Ivan Belozertsev, the governor of Russia’s Penza region and a vocal supporter of President Vladimir Putin, has been detained on corruption charges.
The Investigative Committee said on March 21 that Belozertsev is suspected of accepting a bribe worth of 31 million rubles ($420,000).
A court is expected to rule soon on his pretrial restriction, which is expected to involve placing the governor in a detention center.
A local businessman Boris Shpigel, who heads up the BIOTEK pharmacy group, and several other individuals whose identities were not disclosed, were detained on suspicion of bribing Belozertsev in exchange for getting the inside track on business agreements with the local government.
Belozertsev, a member of the ruling United Russia party, has led the Penza region in the Volga Federal District since 2015.
Media reports said earlier that the bribes were given to Belozertsev in 2020 and included an expensive Mercedes car, a Breguet watch, and cash.
On March 22, Russian news agencies quoted sources close to the investigation as saying that Belozertsev, Shpigel, and other people detained in the case had pleaded not guilty.

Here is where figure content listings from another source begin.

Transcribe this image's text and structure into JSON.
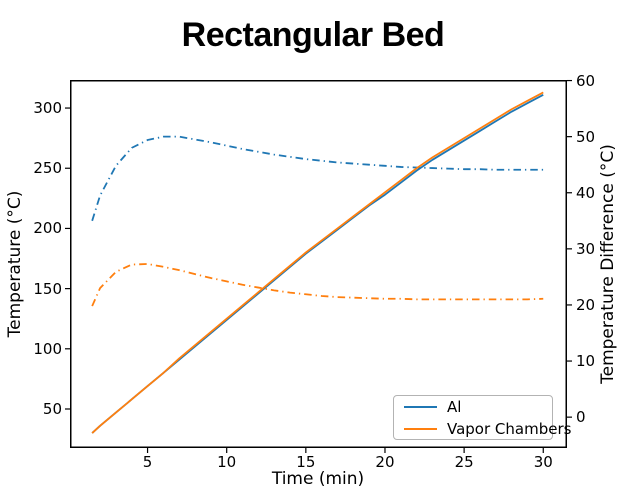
{
  "title": "Rectangular Bed",
  "legend": {
    "items": [
      {
        "label": "Al",
        "color": "#1f77b4"
      },
      {
        "label": "Vapor Chambers",
        "color": "#ff7f0e"
      }
    ]
  },
  "chart_data": {
    "type": "line",
    "title": "Rectangular Bed",
    "xlabel": "Time (min)",
    "ylabel_left": "Temperature (°C)",
    "ylabel_right": "Temperature Difference (°C)",
    "xlim": [
      0.1,
      31.5
    ],
    "ylim_left": [
      17.6,
      323.3
    ],
    "ylim_right": [
      -5.5,
      60.1
    ],
    "xticks": [
      5,
      10,
      15,
      20,
      25,
      30
    ],
    "yticks_left": [
      50,
      100,
      150,
      200,
      250,
      300
    ],
    "yticks_right": [
      0,
      10,
      20,
      30,
      40,
      50,
      60
    ],
    "grid": false,
    "legend_position": "lower right",
    "colors": {
      "al": "#1f77b4",
      "vapor_chambers": "#ff7f0e"
    },
    "x": [
      1.5,
      2,
      3,
      4,
      5,
      6,
      7,
      8,
      9,
      10,
      11,
      12,
      13,
      14,
      15,
      16,
      17,
      18,
      19,
      20,
      21,
      22,
      23,
      24,
      25,
      26,
      27,
      28,
      29,
      30
    ],
    "series": [
      {
        "name": "Al temperature difference",
        "axis": "right",
        "color": "#1f77b4",
        "style": "dashdot",
        "values": [
          35,
          39.5,
          44.8,
          48,
          49.4,
          50,
          50,
          49.5,
          49,
          48.4,
          47.8,
          47.3,
          46.8,
          46.4,
          46,
          45.7,
          45.4,
          45.2,
          45,
          44.8,
          44.6,
          44.5,
          44.4,
          44.3,
          44.2,
          44.2,
          44.1,
          44.1,
          44.1,
          44.1
        ]
      },
      {
        "name": "Vapor Chambers temperature difference",
        "axis": "right",
        "color": "#ff7f0e",
        "style": "dashdot",
        "values": [
          19.8,
          23,
          25.9,
          27.2,
          27.3,
          26.8,
          26.2,
          25.5,
          24.8,
          24.2,
          23.6,
          23.1,
          22.6,
          22.2,
          21.9,
          21.6,
          21.4,
          21.3,
          21.2,
          21.1,
          21.1,
          21,
          21,
          21,
          21,
          21,
          21,
          21,
          21,
          21.1
        ]
      },
      {
        "name": "Al temperature",
        "axis": "left",
        "color": "#1f77b4",
        "style": "solid",
        "values": [
          30,
          36,
          47,
          58,
          69,
          80,
          91,
          102,
          113,
          124,
          135,
          146,
          157,
          168,
          179,
          189,
          199,
          209,
          219,
          228,
          238,
          248,
          257,
          265,
          273,
          281,
          289,
          297,
          304,
          311
        ]
      },
      {
        "name": "Vapor Chambers temperature",
        "axis": "left",
        "color": "#ff7f0e",
        "style": "solid",
        "values": [
          30,
          36,
          47,
          58,
          69,
          80,
          92,
          103,
          114,
          125,
          136,
          147,
          158,
          169,
          180,
          190,
          200,
          210,
          220,
          230,
          240,
          250,
          259,
          267,
          275,
          283,
          291,
          299,
          306,
          313
        ]
      }
    ]
  }
}
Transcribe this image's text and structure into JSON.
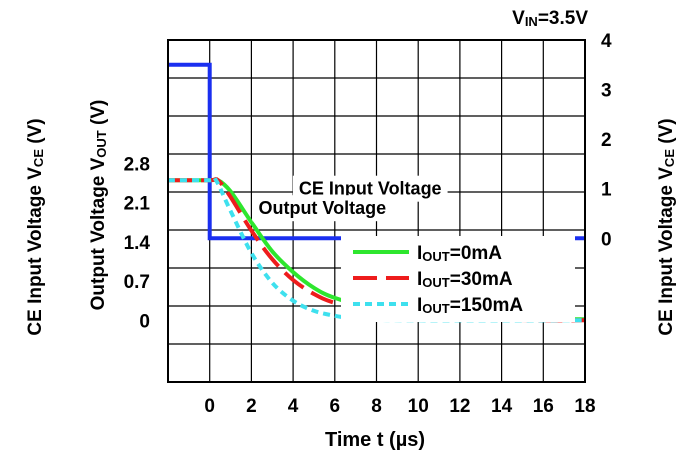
{
  "chart_data": {
    "type": "line",
    "condition": {
      "prefix": "V",
      "sub": "IN",
      "suffix": "=3.5V"
    },
    "xlabel": "Time t (µs)",
    "left_ylabel_outer": {
      "prefix": "CE Input Voltage V",
      "sub": "CE",
      "suffix": " (V)"
    },
    "left_ylabel_inner": {
      "prefix": "Output Voltage V",
      "sub": "OUT",
      "suffix": " (V)"
    },
    "right_ylabel": {
      "prefix": "CE Input Voltage V",
      "sub": "CE",
      "suffix": " (V)"
    },
    "xlim": [
      -2,
      18
    ],
    "x_ticks": [
      0,
      2,
      4,
      6,
      8,
      10,
      12,
      14,
      16,
      18
    ],
    "left_ylim": [
      -1.1,
      5.0
    ],
    "left_ticks": [
      "0",
      "0.7",
      "1.4",
      "2.1",
      "2.8"
    ],
    "left_tick_values": [
      0,
      0.7,
      1.4,
      2.1,
      2.8
    ],
    "right_ylim": [
      -2.9,
      4.0
    ],
    "right_ticks": [
      "0",
      "1",
      "2",
      "3",
      "4"
    ],
    "right_tick_values": [
      0,
      1,
      2,
      3,
      4
    ],
    "grid": true,
    "annotations": [
      {
        "text": "CE Input Voltage",
        "x": 7.7,
        "y_right": 1.0
      },
      {
        "text": "Output Voltage",
        "x": 5.4,
        "y_left": 2.0
      }
    ],
    "series": [
      {
        "name": "CE Input Voltage",
        "axis": "right",
        "color": "#1a2ff0",
        "dash": "solid",
        "x": [
          -2,
          0,
          0,
          18
        ],
        "y": [
          3.5,
          3.5,
          0,
          0
        ]
      },
      {
        "name_parts": {
          "prefix": "I",
          "sub": "OUT",
          "suffix": "=0mA"
        },
        "axis": "left",
        "color": "#2ee62e",
        "dash": "solid",
        "x": [
          -2,
          0,
          0.4,
          1,
          2,
          3,
          4,
          5,
          6,
          8,
          10,
          12,
          14,
          16,
          18
        ],
        "y": [
          2.5,
          2.5,
          2.5,
          2.3,
          1.75,
          1.23,
          0.86,
          0.58,
          0.4,
          0.19,
          0.09,
          0.05,
          0.03,
          0.02,
          0.02
        ]
      },
      {
        "name_parts": {
          "prefix": "I",
          "sub": "OUT",
          "suffix": "=30mA"
        },
        "axis": "left",
        "color": "#ee1c1c",
        "dash": "dashed",
        "x": [
          -2,
          0,
          0.4,
          1,
          2,
          3,
          4,
          5,
          6,
          8,
          10,
          12,
          14,
          16,
          18
        ],
        "y": [
          2.5,
          2.5,
          2.5,
          2.2,
          1.6,
          1.09,
          0.72,
          0.47,
          0.31,
          0.13,
          0.05,
          0.02,
          0.01,
          0.0,
          0.0
        ]
      },
      {
        "name_parts": {
          "prefix": "I",
          "sub": "OUT",
          "suffix": "=150mA"
        },
        "axis": "left",
        "color": "#3ee0ee",
        "dash": "dotted",
        "x": [
          -2,
          0,
          0.3,
          1,
          2,
          3,
          4,
          5,
          6,
          7,
          8,
          10,
          18
        ],
        "y": [
          2.5,
          2.5,
          2.5,
          1.95,
          1.2,
          0.67,
          0.35,
          0.17,
          0.08,
          0.03,
          0.01,
          0.0,
          0.0
        ]
      }
    ]
  }
}
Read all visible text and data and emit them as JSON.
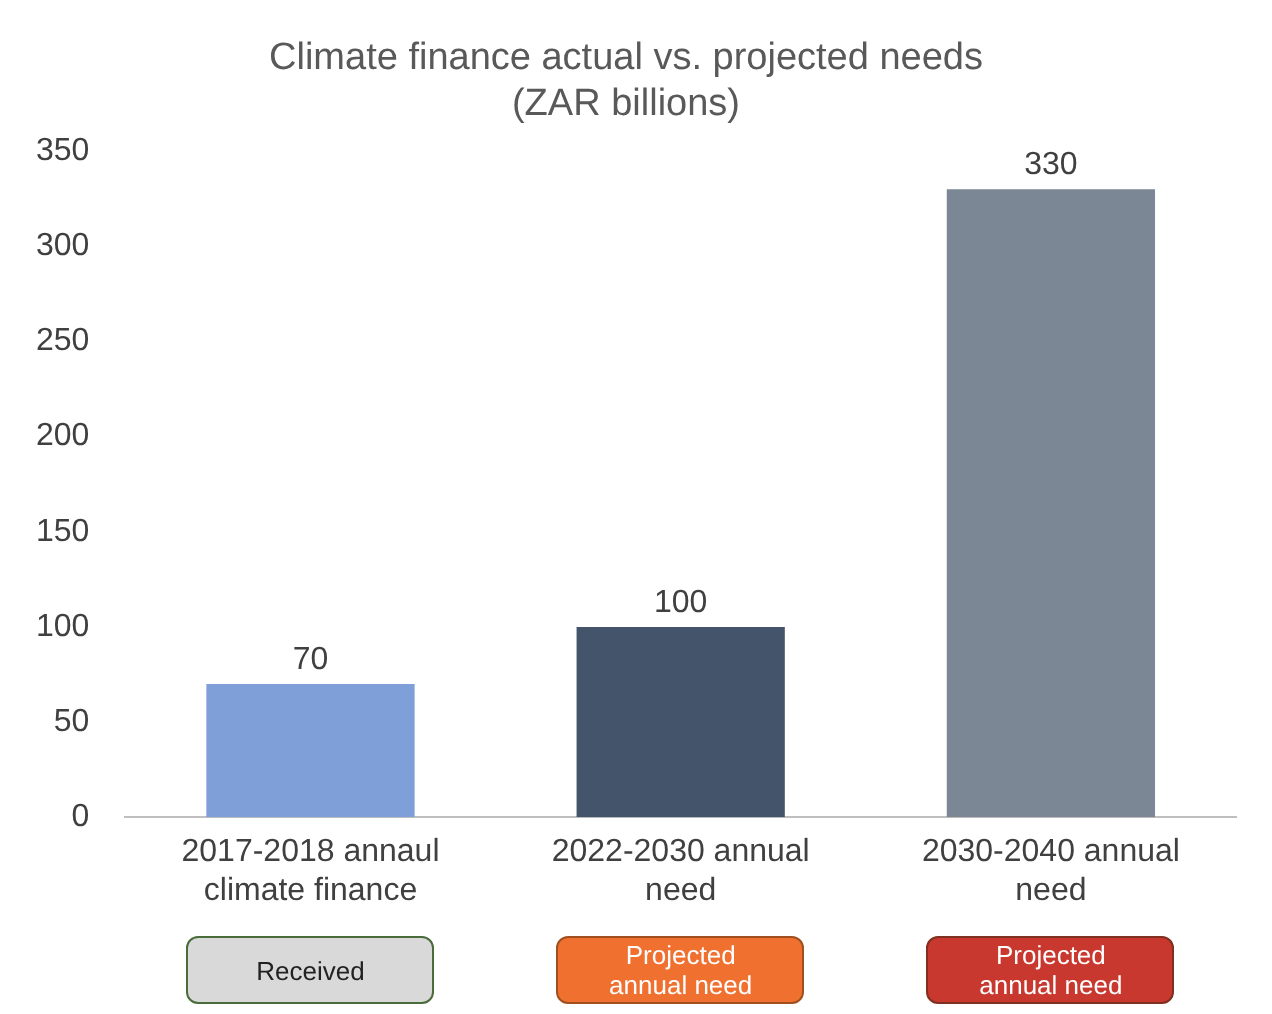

In recent years, several regional governors in Russia have been convicted on corruption charges.
The most high-profile case was the arrest of the governor of the Far Eastern Khabarovsk Krai region, Sergei Furgal, in July last year that sparked ongoing protests in the region.
Furgal was charged with being involved in several murders that took place more than 10 years ago. He and his supporters reject the charges, calling the case politically motivated. He was dismissed from the post after his arrest.
Furgal, of the nationalist Liberal Democratic Party of Russia, was elected in 2018 in a runoff that he won handily against the region’s longtime incumbent of the ruling United Russia party.